Elsewhere, the report noted Australian PV additions would be led by merchant projects and corporate power purchase agreements because the national large scale renewable energy target has been surpassed. In the bigger picture, the IEA expects such unsubsidized drivers to account for 9% of new solar over the next five years, with a further 7% of facilities motivated by multiple-revenue-stream business models. New solar is set to fall more than 30% year-on-year Down Under, with a fall of 40% predicted against a hostile regulatory landscape in Mexico and 9% in Japan. The 16.5 GW of new solar anticipated in Europe this year is 4% down on 2019 but would mark a 13% rise if Spain is stripped out, after the Iberian nation experienced a solar boom last year.
Netherlands
New solar is expected to be up 13% in the Netherlands, with more than 2.7 GW anticipated, and 50% in France – potential feed-in tariff cuts notwithstanding – where 1.3 GW is forecast. Italy is set to be flat, despite help from Covid recovery policies and Belgium is set to retreat amid solar module supply shortages but Poland is forecast to experience a 44% annual rise with 1.4 GW of new solar expected in 2020 as a generous net metering regime has fired a residential boom.
Argentinian solar is expected to struggle as the economic fallout of the pandemic exacerbates an already tough economic situation and the IEA predicted South Africa will continue to be the PV engine for sub-Saharan Africa despite financial problems at national utility Eskom.
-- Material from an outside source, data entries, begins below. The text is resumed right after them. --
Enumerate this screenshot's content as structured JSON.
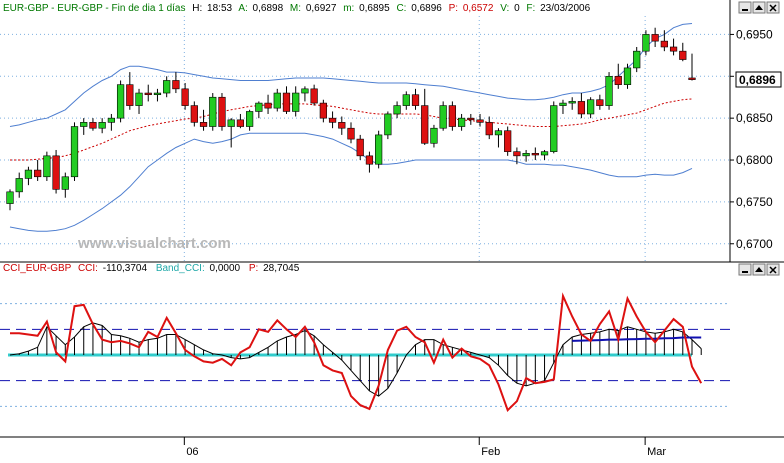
{
  "header": {
    "symbol": "EUR-GBP - EUR-GBP - Fin de dia 1 días",
    "h_label": "H:",
    "h_value": "18:53",
    "a_label": "A:",
    "a_value": "0,6898",
    "m_label": "M:",
    "m_value": "0,6927",
    "mn_label": "m:",
    "mn_value": "0,6895",
    "c_label": "C:",
    "c_value": "0,6896",
    "p_label": "P:",
    "p_value": "0,6572",
    "v_label": "V:",
    "v_value": "0",
    "f_label": "F:",
    "f_value": "23/03/2006"
  },
  "watermark": "www.visualchart.com",
  "last_price": "0,6896",
  "window_buttons": [
    "minimize-icon",
    "restore-icon",
    "close-icon"
  ],
  "cci_header": {
    "title": "CCI_EUR-GBP",
    "cci_label": "CCI:",
    "cci_value": "-110,3704",
    "band_label": "Band_CCI:",
    "band_value": "0,0000",
    "p_label": "P:",
    "p_value": "28,7045"
  },
  "colors": {
    "up_candle": "#22cc22",
    "down_candle": "#dd1111",
    "bollinger": "#4f7fd0",
    "moving_average": "#cc0000",
    "cci_line": "#dd1111",
    "cci_avg": "#000000",
    "band_fill": "#33cccc",
    "band_line": "#1010b0",
    "grid": "#7fb0e0",
    "watermark": "#b8b8b8"
  },
  "chart_data": {
    "type": "candlestick",
    "price_axis": {
      "ticks": [
        "0,6950",
        "0,6900",
        "0,6850",
        "0,6800",
        "0,6750",
        "0,6700"
      ],
      "ylim": [
        0.6683,
        0.6972
      ]
    },
    "x_axis": {
      "ticks": [
        "06",
        "Feb",
        "Mar"
      ]
    },
    "candles": [
      [
        0.6748,
        0.6765,
        0.674,
        0.6762
      ],
      [
        0.6762,
        0.6785,
        0.6755,
        0.6778
      ],
      [
        0.6778,
        0.6792,
        0.677,
        0.6788
      ],
      [
        0.6788,
        0.68,
        0.6775,
        0.678
      ],
      [
        0.678,
        0.681,
        0.6775,
        0.6805
      ],
      [
        0.6805,
        0.6812,
        0.676,
        0.6765
      ],
      [
        0.6765,
        0.6785,
        0.6755,
        0.678
      ],
      [
        0.678,
        0.6845,
        0.6775,
        0.684
      ],
      [
        0.684,
        0.685,
        0.683,
        0.6845
      ],
      [
        0.6845,
        0.685,
        0.6835,
        0.6838
      ],
      [
        0.6838,
        0.685,
        0.6832,
        0.6845
      ],
      [
        0.6845,
        0.6855,
        0.6835,
        0.685
      ],
      [
        0.685,
        0.6895,
        0.6845,
        0.689
      ],
      [
        0.689,
        0.6905,
        0.686,
        0.6865
      ],
      [
        0.6865,
        0.6885,
        0.6855,
        0.688
      ],
      [
        0.688,
        0.689,
        0.687,
        0.6878
      ],
      [
        0.6878,
        0.6885,
        0.687,
        0.688
      ],
      [
        0.688,
        0.69,
        0.6875,
        0.6895
      ],
      [
        0.6895,
        0.6905,
        0.688,
        0.6885
      ],
      [
        0.6885,
        0.6892,
        0.686,
        0.6865
      ],
      [
        0.6865,
        0.687,
        0.684,
        0.6845
      ],
      [
        0.6845,
        0.686,
        0.6835,
        0.684
      ],
      [
        0.684,
        0.688,
        0.6835,
        0.6875
      ],
      [
        0.6875,
        0.688,
        0.6835,
        0.684
      ],
      [
        0.684,
        0.685,
        0.6815,
        0.6848
      ],
      [
        0.6848,
        0.6855,
        0.6838,
        0.684
      ],
      [
        0.684,
        0.686,
        0.6835,
        0.6858
      ],
      [
        0.6858,
        0.687,
        0.685,
        0.6868
      ],
      [
        0.6868,
        0.6878,
        0.6855,
        0.6862
      ],
      [
        0.6862,
        0.6885,
        0.6858,
        0.688
      ],
      [
        0.688,
        0.6888,
        0.6855,
        0.6858
      ],
      [
        0.6858,
        0.6888,
        0.6852,
        0.688
      ],
      [
        0.688,
        0.6888,
        0.687,
        0.6885
      ],
      [
        0.6885,
        0.689,
        0.6865,
        0.6868
      ],
      [
        0.6868,
        0.6872,
        0.6845,
        0.685
      ],
      [
        0.685,
        0.6858,
        0.6838,
        0.6845
      ],
      [
        0.6845,
        0.6852,
        0.683,
        0.6838
      ],
      [
        0.6838,
        0.6845,
        0.682,
        0.6825
      ],
      [
        0.6825,
        0.683,
        0.68,
        0.6805
      ],
      [
        0.6805,
        0.681,
        0.6785,
        0.6795
      ],
      [
        0.6795,
        0.6835,
        0.679,
        0.683
      ],
      [
        0.683,
        0.6858,
        0.6825,
        0.6855
      ],
      [
        0.6855,
        0.687,
        0.685,
        0.6865
      ],
      [
        0.6865,
        0.6882,
        0.686,
        0.6878
      ],
      [
        0.6878,
        0.6885,
        0.686,
        0.6865
      ],
      [
        0.6865,
        0.6885,
        0.6818,
        0.682
      ],
      [
        0.682,
        0.6842,
        0.6815,
        0.6838
      ],
      [
        0.6838,
        0.687,
        0.6835,
        0.6865
      ],
      [
        0.6865,
        0.687,
        0.6835,
        0.684
      ],
      [
        0.684,
        0.6855,
        0.6835,
        0.685
      ],
      [
        0.685,
        0.6855,
        0.6842,
        0.6848
      ],
      [
        0.6848,
        0.6855,
        0.684,
        0.6845
      ],
      [
        0.6845,
        0.6852,
        0.6825,
        0.683
      ],
      [
        0.683,
        0.6838,
        0.6815,
        0.6835
      ],
      [
        0.6835,
        0.684,
        0.6805,
        0.681
      ],
      [
        0.681,
        0.6815,
        0.6795,
        0.6805
      ],
      [
        0.6805,
        0.6812,
        0.6798,
        0.6808
      ],
      [
        0.6808,
        0.6815,
        0.68,
        0.6806
      ],
      [
        0.6806,
        0.6812,
        0.68,
        0.681
      ],
      [
        0.681,
        0.687,
        0.6808,
        0.6865
      ],
      [
        0.6865,
        0.6872,
        0.6855,
        0.6868
      ],
      [
        0.6868,
        0.6875,
        0.686,
        0.687
      ],
      [
        0.687,
        0.688,
        0.685,
        0.6855
      ],
      [
        0.6855,
        0.6875,
        0.685,
        0.6872
      ],
      [
        0.6872,
        0.6878,
        0.686,
        0.6865
      ],
      [
        0.6865,
        0.6905,
        0.686,
        0.69
      ],
      [
        0.69,
        0.6915,
        0.6885,
        0.689
      ],
      [
        0.689,
        0.6915,
        0.6885,
        0.691
      ],
      [
        0.691,
        0.6935,
        0.6905,
        0.693
      ],
      [
        0.693,
        0.6955,
        0.6925,
        0.695
      ],
      [
        0.695,
        0.6958,
        0.6935,
        0.6942
      ],
      [
        0.6942,
        0.6955,
        0.693,
        0.6935
      ],
      [
        0.6935,
        0.6945,
        0.6925,
        0.693
      ],
      [
        0.693,
        0.694,
        0.6918,
        0.692
      ],
      [
        0.6898,
        0.6927,
        0.6895,
        0.6896
      ]
    ],
    "bollinger_upper": [
      0.684,
      0.6842,
      0.6845,
      0.6848,
      0.685,
      0.6855,
      0.686,
      0.687,
      0.688,
      0.6888,
      0.6895,
      0.69,
      0.6908,
      0.6912,
      0.6912,
      0.691,
      0.6908,
      0.6905,
      0.6905,
      0.6904,
      0.6902,
      0.69,
      0.6898,
      0.6897,
      0.6896,
      0.6895,
      0.6895,
      0.6895,
      0.6895,
      0.6896,
      0.6897,
      0.6898,
      0.6898,
      0.6898,
      0.6898,
      0.6897,
      0.6896,
      0.6895,
      0.6894,
      0.6893,
      0.6892,
      0.6892,
      0.6892,
      0.6892,
      0.6891,
      0.689,
      0.6889,
      0.6888,
      0.6886,
      0.6884,
      0.6882,
      0.688,
      0.6878,
      0.6876,
      0.6874,
      0.6873,
      0.6872,
      0.6872,
      0.6873,
      0.6875,
      0.6878,
      0.688,
      0.688,
      0.6882,
      0.6885,
      0.689,
      0.69,
      0.691,
      0.692,
      0.6935,
      0.6945,
      0.695,
      0.6958,
      0.6962,
      0.6963
    ],
    "bollinger_lower": [
      0.672,
      0.6718,
      0.6716,
      0.6715,
      0.6715,
      0.6716,
      0.6718,
      0.6722,
      0.6728,
      0.6735,
      0.6742,
      0.675,
      0.6758,
      0.6768,
      0.678,
      0.6792,
      0.68,
      0.6808,
      0.6815,
      0.682,
      0.6825,
      0.6822,
      0.682,
      0.6822,
      0.6825,
      0.683,
      0.6832,
      0.6832,
      0.6832,
      0.6832,
      0.6832,
      0.6832,
      0.6832,
      0.683,
      0.6828,
      0.6825,
      0.682,
      0.6815,
      0.6808,
      0.68,
      0.6795,
      0.6795,
      0.6796,
      0.6798,
      0.68,
      0.68,
      0.68,
      0.68,
      0.68,
      0.68,
      0.68,
      0.68,
      0.68,
      0.68,
      0.68,
      0.6798,
      0.6795,
      0.6795,
      0.6795,
      0.6794,
      0.6794,
      0.6792,
      0.679,
      0.6788,
      0.6785,
      0.6782,
      0.678,
      0.678,
      0.678,
      0.6782,
      0.6783,
      0.6782,
      0.6782,
      0.6785,
      0.679
    ],
    "moving_average": [
      0.68,
      0.68,
      0.68,
      0.6801,
      0.6802,
      0.6803,
      0.6805,
      0.6808,
      0.6812,
      0.6816,
      0.682,
      0.6825,
      0.683,
      0.6835,
      0.6838,
      0.6841,
      0.6843,
      0.6845,
      0.6847,
      0.6849,
      0.685,
      0.6852,
      0.6855,
      0.6858,
      0.686,
      0.6862,
      0.6864,
      0.6865,
      0.6866,
      0.6867,
      0.6867,
      0.6867,
      0.6867,
      0.6866,
      0.6865,
      0.6864,
      0.6862,
      0.686,
      0.6858,
      0.6856,
      0.6855,
      0.6855,
      0.6855,
      0.6855,
      0.6855,
      0.6854,
      0.6852,
      0.685,
      0.6849,
      0.6848,
      0.6847,
      0.6846,
      0.6845,
      0.6844,
      0.6843,
      0.6842,
      0.6841,
      0.684,
      0.684,
      0.684,
      0.6841,
      0.6842,
      0.6843,
      0.6845,
      0.6848,
      0.685,
      0.6852,
      0.6854,
      0.6856,
      0.686,
      0.6864,
      0.6868,
      0.687,
      0.6872,
      0.6873
    ],
    "cci": {
      "ylim": [
        -300,
        300
      ],
      "levels": {
        "outer": 200,
        "inner": 100,
        "zero": 0
      },
      "cci_line": [
        85,
        85,
        80,
        75,
        130,
        10,
        -25,
        190,
        195,
        120,
        60,
        50,
        55,
        45,
        30,
        90,
        70,
        145,
        85,
        20,
        -5,
        -25,
        -30,
        -15,
        -40,
        10,
        30,
        100,
        90,
        135,
        100,
        70,
        110,
        50,
        -40,
        -60,
        -70,
        -160,
        -195,
        -210,
        -120,
        20,
        95,
        110,
        70,
        50,
        -30,
        60,
        -10,
        25,
        -5,
        -15,
        -40,
        -115,
        -215,
        -180,
        -90,
        -110,
        -105,
        -95,
        230,
        150,
        80,
        55,
        120,
        170,
        60,
        220,
        150,
        90,
        50,
        95,
        140,
        110,
        -45,
        -110
      ],
      "cci_average": [
        0,
        5,
        15,
        30,
        110,
        75,
        40,
        70,
        110,
        125,
        115,
        80,
        75,
        65,
        50,
        60,
        65,
        80,
        80,
        60,
        40,
        20,
        5,
        0,
        -10,
        -15,
        -10,
        10,
        30,
        55,
        70,
        80,
        95,
        75,
        40,
        10,
        -20,
        -60,
        -100,
        -140,
        -160,
        -130,
        -70,
        0,
        40,
        60,
        60,
        40,
        30,
        20,
        10,
        0,
        -10,
        -40,
        -80,
        -110,
        -120,
        -110,
        -100,
        -30,
        40,
        70,
        80,
        85,
        90,
        100,
        95,
        110,
        100,
        90,
        85,
        90,
        100,
        90,
        60,
        25
      ],
      "band_avg": [
        null,
        null,
        null,
        null,
        null,
        null,
        null,
        null,
        null,
        null,
        null,
        null,
        null,
        null,
        null,
        null,
        null,
        null,
        null,
        null,
        null,
        null,
        null,
        null,
        null,
        null,
        null,
        null,
        null,
        null,
        null,
        null,
        null,
        null,
        null,
        null,
        null,
        null,
        null,
        null,
        null,
        null,
        null,
        null,
        null,
        null,
        null,
        null,
        null,
        null,
        null,
        null,
        null,
        null,
        null,
        null,
        null,
        null,
        null,
        null,
        null,
        55,
        56,
        57,
        58,
        60,
        60,
        61,
        62,
        63,
        63,
        65,
        66,
        68,
        68,
        68
      ]
    }
  }
}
Off-grid solar capacity is expected to hit 1 GW of new additions up to 2025.
Stimulus
The International Energy Agency said the Covid-recovery stimulus packages announced to date will supply around $10 billion for new renewables capacity – far short of the $180 billion per year called for by the organization from next year to 2023 to stave off catastrophic global heating. The IEA did, however, applaud the €750 billion ($885 billion) recovery package planned by the EU, and estimates around $30 billion of it could be invested in new clean energy capacity.
While noting fossil fuel majors – 95% of them European – will have invested in around 8 GW of renewables facilities this year, the IEA predicts such concerns will still drive only around 2% of total clean energy investment by 2025.